Je suis retourné au musée . Revu la "Ronde de nuit" et l'admirable "Syndic des drapiers" - Aussi la charmante "Liseuse" de Vermeer avec les bleus délicats de la robe et des deux sièges. J'y ai retrouvé et fait plus ample connaissanceavec Hendrick Avercamp (surnommé le muet) par deux tableaux de patineurs, les deux seuls du musée, d'une exquise délicatesse de couleur ; paysage de neige aux horizons perdus dans les brumes roses - avec juxtaposition de toits de maisons plus chauds de ton, et de murailles et clochers d'églises gris-bleu clair, toute la (?) du tableau d'un blanc lumineux, avec ciel roux abricot clair, en bas la foule des bourgeois et paysans patineurs aux plaisants costumes de l'époque. (petit dessin)

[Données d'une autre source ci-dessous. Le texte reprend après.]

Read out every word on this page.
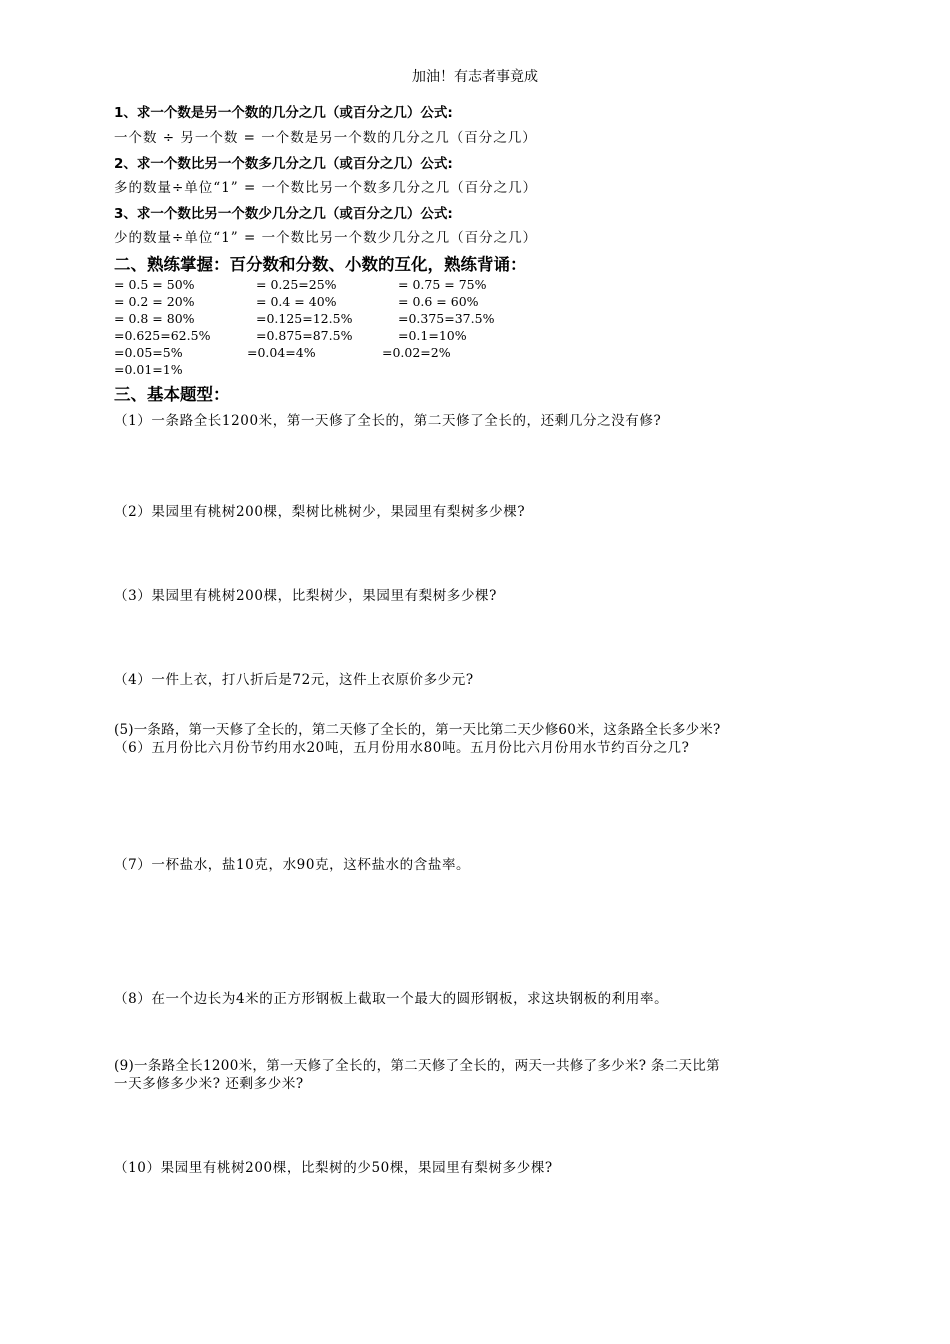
加油！有志者事竟成
1、求一个数是另一个数的几分之几（或百分之几）公式:
一个数 ÷ 另一个数 = 一个数是另一个数的几分之几（百分之几）
2、求一个数比另一个数多几分之几（或百分之几）公式:
多的数量÷单位“1” = 一个数比另一个数多几分之几（百分之几）
3、求一个数比另一个数少几分之几（或百分之几）公式:
少的数量÷单位“1” = 一个数比另一个数少几分之几（百分之几）
二、熟练掌握：百分数和分数、小数的互化，熟练背诵：
= 0.5 = 50%	= 0.25=25%	= 0.75 = 75%
= 0.2 = 20%	= 0.4 = 40%	= 0.6 = 60%
= 0.8 = 80%	=0.125=12.5%	=0.375=37.5%
=0.625=62.5%	=0.875=87.5%	=0.1=10%
=0.05=5%	=0.04=4%	=0.02=2%
=0.01=1%
三、基本题型：
（1）一条路全长1200米，第一天修了全长的，第二天修了全长的，还剩几分之没有修?
（2）果园里有桃树200棵，梨树比桃树少，果园里有梨树多少棵?
（3）果园里有桃树200棵，比梨树少，果园里有梨树多少棵?
（4）一件上衣，打八折后是72元，这件上衣原价多少元?
(5)一条路，第一天修了全长的，第二天修了全长的，第一天比第二天少修60米，这条路全长多少米?
（6）五月份比六月份节约用水20吨，五月份用水80吨。五月份比六月份用水节约百分之几?
（7）一杯盐水，盐10克，水90克，这杯盐水的含盐率。
（8）在一个边长为4米的正方形钢板上截取一个最大的圆形钢板，求这块钢板的利用率。
(9)一条路全长1200米，第一天修了全长的，第二天修了全长的，两天一共修了多少米? 条二天比第
一天多修多少米? 还剩多少米?
（10）果园里有桃树200棵，比梨树的少50棵，果园里有梨树多少棵?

Je serai de retour à Paris vendredi à 6h du soir comme je vous l'ai télégraphié hier. Peut-être vous y trouverai-je encore. J'y ferai rapidement mes préparatifs de départ pour St- Gervais.

Good bye bien chère Winn. Pensez un peu à moi qui pense à vous à chaque heure du jour. Je t'embrasse tendrement

Edmond.

(1895 ? non daté)

Ce lundi, St-Gervais Hôtel du Mt Blanc, Hte-Savoie.

Je n'ai pas pu vous écrire hier, ahuri par l'arrivée dans un pays où je dois séjourner quelque temps et préoccupé des installations assez compliquées en cette station balnéaire mal aménagée. J'apprends que les lettres ne partent qu'à 11h du matin, celle-ci ne partira donc que demain.

A mon arrivée, consultation Wisard. Il paraît que je suis une machine qui pèche par combustion imparfaite. ( Comme : mauvaise assimilation et élimination.) Outre bains et boissons, il recommande surtout l'exercice à pied, comme à Bismarck le Dr Schudeminger. C'est, paraît-il, ce qu'on appelle "la cure de terrain". De mon temps, cela s'appelait tout bonnement faire de l'exercice.

Il proscrit le café, liqueurs, poissons, fruits rouges crus, surtout salaisons et fromages, il tolère ou permet salade, fruits cuits, compotes et confitures, même de framboises... oh ma tête (petit dessin amusant), si j'avais su çà en face du joli compotier Cortambert en cristal.

Comme vous le voyez, il n'y a pas qu'à Paris que la Faculté compte de bonnes blagues ; du reste, je me sens mieux dans ce bon air. J'ai pris mon premier bain ce matin, installation très propre, neuve, assez confortable, mon fidèle Hippolyte m'assiste utilement. J'ai beaucoup marché cette après-midi, je me sens plus solide à la marche, il fait un temps superbe et une forte chaleur. Dear Winn, on m'apporte une lettre de vous, bleue allongée. Je vais l'ouvrir pour la savourer.

Phénomène : quand je vous perds de vue et suis sans nouvelles écrites, j'ai l'impression et l'appréhension que je compte moins, ou même point pour vous.

J'ai lu votre lettre. J'espère que votre départ pour Londres ne vous fatiguera pas malgré ce retard prudent. Quelle ennuyeuse déveine que d'avoir manqué à vos projets. Vos embarras de nez n'ont pas obstrué votre cerveau, je vous retrouve avec votre entrain d'esprit habituel dans votre lettre.

Dearest Winn, je vous embrasse bien tendrement, c'est-à-dire de quoi vous faire un trou dans la joue en poussant beaucoup de petits cris convenus . Donnez-moi bientôt de tout à fait bonnes nouvelles de votre santé. Votre Edmond.